721. Closer to Home - Grand Funk Railroad
I bought a used copy of this album in college because I loved the song "I'm Your Captain (Closer to Home)," an epic tune that clocked in at just over 10 minutes. The five-and-a-half-minute single version, reversely retitled "Closer to Home (I'm Your Captain)" went to #22 on the Billboard Hot 100, becoming Grand Funk Railroad's first Top 40 hit. It was actually the second single from Closer to Home. The first, a piledriving number called "Sin's a Good Man's Brother," failed to chart. Interestingly, "Sin's a Good Man's Brother" was the first track on side one and "I'm Your Captain (Closer to Home)" was the last track on side two. A third track, "Mean Mistreater," was later re-recorded live and hit #47. Although Grand Funk Railroad established themselves with a legendary loudness, all eight songs on this record are consistently catchy. Released in June 1970, Closer to Home was the band's third studio LP. All three albums were released within a 10-month span, and GFR's growing momentum was reflected in chart position and sales: On Time (#27, half a million sold), Grand Funk (#11, a million), and Closer to Home (#6, two million). Five months later, they'd release a live album, appropriately titled Live Album (#5, two million). Not bad for a critically despised act with only one Top 40 hit at the time. Nevertheless, they were already selling out big venues — including Shea Stadium, faster than The Beatles — and they'd eventually garner (or Farner) 19 hits on the Hot 100, nine of which reached the Top 40, with four of those hitting the Top Five, including two #1's. Their highest-charting album would be their 1973 LP, We're an American Band, which reached #2 on the Billboard 200, although Closer to Home sold more copies. The band's guitarist-singer, Mark Farner, later released several Christian albums, and a couple of them will appear on this list down the road.
722. Rock and Roll Diary: 1967-80 - Lou Reed
Released in 1980, Rock and Roll Diary: 1967-80 was a career-spanning anthology of Lou Reed's (under)groundbreaking work with The Velvet Underground plus subsequent solo selections up until that point.

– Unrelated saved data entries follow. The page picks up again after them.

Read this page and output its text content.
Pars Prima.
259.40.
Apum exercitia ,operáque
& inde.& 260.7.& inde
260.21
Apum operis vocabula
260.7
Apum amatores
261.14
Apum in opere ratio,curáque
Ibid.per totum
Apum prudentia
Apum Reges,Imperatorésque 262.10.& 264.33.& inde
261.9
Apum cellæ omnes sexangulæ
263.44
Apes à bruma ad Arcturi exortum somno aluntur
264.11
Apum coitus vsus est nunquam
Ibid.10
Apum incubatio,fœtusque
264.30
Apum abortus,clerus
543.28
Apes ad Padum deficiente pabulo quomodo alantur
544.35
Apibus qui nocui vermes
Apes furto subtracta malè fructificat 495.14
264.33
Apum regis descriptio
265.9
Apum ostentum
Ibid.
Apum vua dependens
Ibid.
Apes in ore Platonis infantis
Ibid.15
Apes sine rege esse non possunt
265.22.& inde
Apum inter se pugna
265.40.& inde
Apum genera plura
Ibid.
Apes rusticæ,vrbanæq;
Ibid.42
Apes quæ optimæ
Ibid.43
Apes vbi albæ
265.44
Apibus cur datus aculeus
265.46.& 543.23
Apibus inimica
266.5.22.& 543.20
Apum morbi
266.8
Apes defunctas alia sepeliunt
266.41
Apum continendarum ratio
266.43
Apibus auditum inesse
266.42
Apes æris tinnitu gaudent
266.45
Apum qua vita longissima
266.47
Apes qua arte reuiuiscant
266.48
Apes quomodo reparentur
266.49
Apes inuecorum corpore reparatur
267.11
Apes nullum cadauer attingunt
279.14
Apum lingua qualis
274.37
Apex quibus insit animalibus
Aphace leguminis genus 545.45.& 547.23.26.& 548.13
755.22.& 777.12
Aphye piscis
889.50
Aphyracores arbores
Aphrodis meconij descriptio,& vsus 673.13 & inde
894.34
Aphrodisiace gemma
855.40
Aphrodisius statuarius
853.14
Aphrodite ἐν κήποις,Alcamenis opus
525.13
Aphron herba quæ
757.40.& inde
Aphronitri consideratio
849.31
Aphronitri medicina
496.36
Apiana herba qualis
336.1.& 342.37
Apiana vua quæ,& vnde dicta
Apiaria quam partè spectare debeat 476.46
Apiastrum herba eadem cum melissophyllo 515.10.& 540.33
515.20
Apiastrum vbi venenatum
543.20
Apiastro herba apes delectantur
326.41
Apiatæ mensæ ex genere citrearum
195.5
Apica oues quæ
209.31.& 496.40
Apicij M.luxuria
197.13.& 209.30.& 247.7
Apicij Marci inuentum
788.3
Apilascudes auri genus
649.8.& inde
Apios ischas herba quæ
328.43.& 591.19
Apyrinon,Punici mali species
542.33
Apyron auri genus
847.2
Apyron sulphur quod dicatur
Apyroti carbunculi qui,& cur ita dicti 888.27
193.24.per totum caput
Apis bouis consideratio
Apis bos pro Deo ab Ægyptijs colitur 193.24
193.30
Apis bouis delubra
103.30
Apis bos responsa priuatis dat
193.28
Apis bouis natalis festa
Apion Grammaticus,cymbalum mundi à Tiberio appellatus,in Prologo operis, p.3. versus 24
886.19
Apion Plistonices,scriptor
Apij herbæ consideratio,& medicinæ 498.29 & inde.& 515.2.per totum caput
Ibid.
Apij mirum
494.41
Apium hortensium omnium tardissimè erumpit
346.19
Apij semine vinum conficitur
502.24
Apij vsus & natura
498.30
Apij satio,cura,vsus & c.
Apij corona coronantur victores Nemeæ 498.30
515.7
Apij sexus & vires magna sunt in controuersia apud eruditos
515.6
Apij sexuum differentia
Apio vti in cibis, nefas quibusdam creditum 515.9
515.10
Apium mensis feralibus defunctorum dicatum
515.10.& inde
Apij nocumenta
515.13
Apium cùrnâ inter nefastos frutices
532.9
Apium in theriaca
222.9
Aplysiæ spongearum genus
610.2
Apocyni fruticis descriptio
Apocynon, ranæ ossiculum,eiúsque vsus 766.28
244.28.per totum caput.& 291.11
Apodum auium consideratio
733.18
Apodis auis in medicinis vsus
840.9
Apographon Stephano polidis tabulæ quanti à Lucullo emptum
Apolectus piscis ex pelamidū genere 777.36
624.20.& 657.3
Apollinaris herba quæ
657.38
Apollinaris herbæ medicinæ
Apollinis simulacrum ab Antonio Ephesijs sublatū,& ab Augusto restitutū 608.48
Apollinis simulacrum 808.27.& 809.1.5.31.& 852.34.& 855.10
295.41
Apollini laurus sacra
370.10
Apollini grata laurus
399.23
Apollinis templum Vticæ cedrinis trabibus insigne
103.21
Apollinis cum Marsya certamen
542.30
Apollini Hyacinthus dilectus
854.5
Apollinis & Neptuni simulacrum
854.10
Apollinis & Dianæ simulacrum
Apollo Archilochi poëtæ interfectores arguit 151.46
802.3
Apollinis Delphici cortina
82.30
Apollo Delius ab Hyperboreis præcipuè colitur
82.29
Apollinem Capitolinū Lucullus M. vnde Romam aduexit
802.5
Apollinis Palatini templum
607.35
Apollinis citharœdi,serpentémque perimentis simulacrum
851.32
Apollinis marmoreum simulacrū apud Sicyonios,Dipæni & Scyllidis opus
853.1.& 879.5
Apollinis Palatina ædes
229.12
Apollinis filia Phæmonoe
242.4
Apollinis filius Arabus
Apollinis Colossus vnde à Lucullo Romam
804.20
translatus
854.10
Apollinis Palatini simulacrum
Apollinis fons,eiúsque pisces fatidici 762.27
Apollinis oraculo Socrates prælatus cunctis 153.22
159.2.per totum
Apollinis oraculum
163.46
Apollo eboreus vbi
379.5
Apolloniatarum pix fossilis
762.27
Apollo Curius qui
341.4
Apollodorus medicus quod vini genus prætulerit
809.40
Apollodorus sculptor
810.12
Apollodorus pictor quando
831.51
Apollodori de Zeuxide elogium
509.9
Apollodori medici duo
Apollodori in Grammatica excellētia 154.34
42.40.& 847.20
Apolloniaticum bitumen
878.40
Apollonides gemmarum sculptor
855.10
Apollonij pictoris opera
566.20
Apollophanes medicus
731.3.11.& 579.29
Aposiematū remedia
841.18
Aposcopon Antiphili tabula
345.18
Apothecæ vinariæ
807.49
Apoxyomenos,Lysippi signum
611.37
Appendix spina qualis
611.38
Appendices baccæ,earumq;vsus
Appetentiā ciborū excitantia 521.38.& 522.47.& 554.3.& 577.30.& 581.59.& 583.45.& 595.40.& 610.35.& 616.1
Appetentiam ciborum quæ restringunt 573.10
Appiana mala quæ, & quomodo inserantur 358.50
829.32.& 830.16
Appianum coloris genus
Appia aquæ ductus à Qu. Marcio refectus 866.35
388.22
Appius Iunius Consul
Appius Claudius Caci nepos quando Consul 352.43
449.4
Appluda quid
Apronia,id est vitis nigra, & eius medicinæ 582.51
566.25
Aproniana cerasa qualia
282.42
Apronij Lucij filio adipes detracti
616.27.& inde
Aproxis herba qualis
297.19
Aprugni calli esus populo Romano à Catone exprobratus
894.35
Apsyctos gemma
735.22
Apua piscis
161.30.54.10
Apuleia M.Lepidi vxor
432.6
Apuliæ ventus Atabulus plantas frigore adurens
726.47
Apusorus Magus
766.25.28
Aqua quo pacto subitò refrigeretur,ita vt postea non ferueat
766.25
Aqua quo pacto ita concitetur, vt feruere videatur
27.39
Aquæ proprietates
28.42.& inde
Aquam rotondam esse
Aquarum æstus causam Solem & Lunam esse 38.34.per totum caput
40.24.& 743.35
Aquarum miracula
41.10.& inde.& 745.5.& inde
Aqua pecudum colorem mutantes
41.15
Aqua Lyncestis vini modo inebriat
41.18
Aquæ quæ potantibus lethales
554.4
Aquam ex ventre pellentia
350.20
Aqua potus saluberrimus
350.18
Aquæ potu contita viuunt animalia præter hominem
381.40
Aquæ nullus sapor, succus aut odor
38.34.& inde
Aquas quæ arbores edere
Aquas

My high-school friend Michael Ranieri owned it, and I got him to tape me Reed's one Top 40 single, "Walk on the Wild Side" (#16) ... which somehow seemed a lot more wild back in those days. Later, after years of seeing/hearing critics and other rock artists rave about Reed and the Velvets, I sought out more of his (and their) music, including "Perfect Day," "Waiting for the Man," "Rock & Roll" "Sweet Jane," "Heroin," and "Pale Blue Eyes," all of which are featured on Rock and Roll Diary: 1967-80. Surprisingly, his only other charting solo singles, "Sally Can't Dance" (#103) and "Satellite of Love" (#119), were not included on this compilation. Then again, if you're looking for hits, you're probably not going to gravitate toward Lou Reed or The Velvet Underground. Nothing by the Velvets ever charted, although three of their songs were voted into the Rock and Roll Hall of Fame ("Heroin," "Sweet Jane," and "White Light/White Heat") and two made the Rolling Stone 500 ("I'm Waiting for the Man" and "Sweet Jane"). My favorite Reed/VU tunes are "Waiting for the Man" and "Rock & Roll." Rock and Roll Diary: 1967-80 went to #178 on Billboard 200, only spending four weeks on the chart.
Note: Just because the albums on my list influenced me back then doesn't mean I give them all a blanket endorsement now. I started actively listening to music in the early 70's and didn't become a born-again Christian until early '88. However, I hope you'll see (as I do) how God's hand was at work behind the scenes from the start, preparing me for the work I believe He intended for me to do.